The recipient of this card was William B. Chase, music critic for the Evening Sun, and it was mailed to his office in New York City on August 14, 1906; Chase later moved on to the New York Times. At a party for his seventy-first birthday, in 1943, he was serenaded by a composition written in his honor by the composer Nikolai Lopatnikoff, entitled "Arietta on the Name C-H-A-S-E." Chase's father, Austin C. Chase, was a farmer, piano manufacturer, postmaster of Syracuse, real estate developer, and lieutenant-colonel in the National Guard; the Encyclopedia of Biography of New York notes that among his many other accomplishments in 1882 he became president of the Chilled Plow Company, "when that institution was in very straightened circumstances and its affairs in a very unsatisfactory condition," and quickly put it to rights.
The unidentified sender of the card was staying a few miles away in Seal Harbor at the Seaside Inn, which escaped the 1947 fire but was later torn down.
Monday, June 17, 2013
Similar in manner to the images in my previous post, these snowy rustic landscapes all depict unidentified (though in some cases perhaps not unidentifiable) locations. Only the first features human figures (a woman and child to the right, and another, very blurry child just to the left of center), though many include buildings or other structures. Some show the faint bluish coloration of Rotograph's "Delft" line, others have a reddish hue, and two bear a bit of crudely applied glitter. Most are marked on the back with the words "Winter Serie" [sic] followed by the letters A, B, or C (multiple scenes correspond to the same letter); two have a numerical code beginning with D (for Delft.)

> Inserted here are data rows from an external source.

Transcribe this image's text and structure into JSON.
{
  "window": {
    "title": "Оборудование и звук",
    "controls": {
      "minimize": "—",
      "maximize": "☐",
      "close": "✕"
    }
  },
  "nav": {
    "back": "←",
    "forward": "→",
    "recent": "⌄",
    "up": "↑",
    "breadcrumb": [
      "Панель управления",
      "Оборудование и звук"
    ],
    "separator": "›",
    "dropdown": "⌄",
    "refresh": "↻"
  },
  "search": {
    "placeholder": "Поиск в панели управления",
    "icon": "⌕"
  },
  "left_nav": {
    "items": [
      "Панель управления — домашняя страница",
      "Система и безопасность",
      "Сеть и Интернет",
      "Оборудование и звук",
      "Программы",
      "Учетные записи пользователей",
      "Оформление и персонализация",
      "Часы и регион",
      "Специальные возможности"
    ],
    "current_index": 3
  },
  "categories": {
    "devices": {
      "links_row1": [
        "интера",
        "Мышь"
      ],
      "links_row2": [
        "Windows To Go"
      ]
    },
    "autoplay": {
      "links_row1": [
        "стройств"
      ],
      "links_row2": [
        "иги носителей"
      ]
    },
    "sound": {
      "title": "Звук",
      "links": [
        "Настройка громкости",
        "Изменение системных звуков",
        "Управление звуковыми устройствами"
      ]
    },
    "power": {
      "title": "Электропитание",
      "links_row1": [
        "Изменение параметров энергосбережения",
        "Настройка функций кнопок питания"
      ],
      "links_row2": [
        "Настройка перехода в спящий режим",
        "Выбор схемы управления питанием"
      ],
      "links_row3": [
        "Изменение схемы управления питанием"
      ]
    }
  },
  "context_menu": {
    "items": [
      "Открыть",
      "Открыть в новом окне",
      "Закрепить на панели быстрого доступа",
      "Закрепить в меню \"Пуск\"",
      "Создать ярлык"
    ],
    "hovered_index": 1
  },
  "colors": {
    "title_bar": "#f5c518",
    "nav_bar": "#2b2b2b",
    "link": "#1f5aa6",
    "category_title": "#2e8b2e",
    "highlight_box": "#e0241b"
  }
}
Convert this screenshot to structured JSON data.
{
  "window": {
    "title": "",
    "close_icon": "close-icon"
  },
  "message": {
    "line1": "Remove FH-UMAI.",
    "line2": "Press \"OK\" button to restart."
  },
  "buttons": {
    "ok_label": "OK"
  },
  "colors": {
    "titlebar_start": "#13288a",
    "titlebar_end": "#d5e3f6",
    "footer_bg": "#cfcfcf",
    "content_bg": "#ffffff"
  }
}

Some kind of shed or tipi-like structure is visible behind the trees in this one:
The next, which is one of only two in this particular group that were ever addressed and mailed, has some added doodles, perhaps meant to suggest footprints or snowshoes:
As far as I know, whatever records that may have once existed that could identify the photographer or photographers who captured these images were destroyed long ago.
Sunday, June 16, 2013
The muted aesthetic of these Rotographs sets them apart from the multicolored scenic view cards. Except for the first, which reads "Picturesque Lake Geneva NY" in a partially cropped-off caption at the bottom, none of the locations are identified. Most have a slight bluish cast, not entirely captured in these scans, that Rotograph compared, rather optimistically, to Delft china. Three have markings on the back indicating that they were included in Rotograph's "Landscape View Serie [sic] A."
It's hard to believe that these subtle images were ever able to compete with all the livelier and more colorful postcards on the market, but at the height of the postcard bubble no doubt some companies felt free to experiment a bit with alternative approaches. At least when grouped together, they still provoke an appealing mood of quiet respite.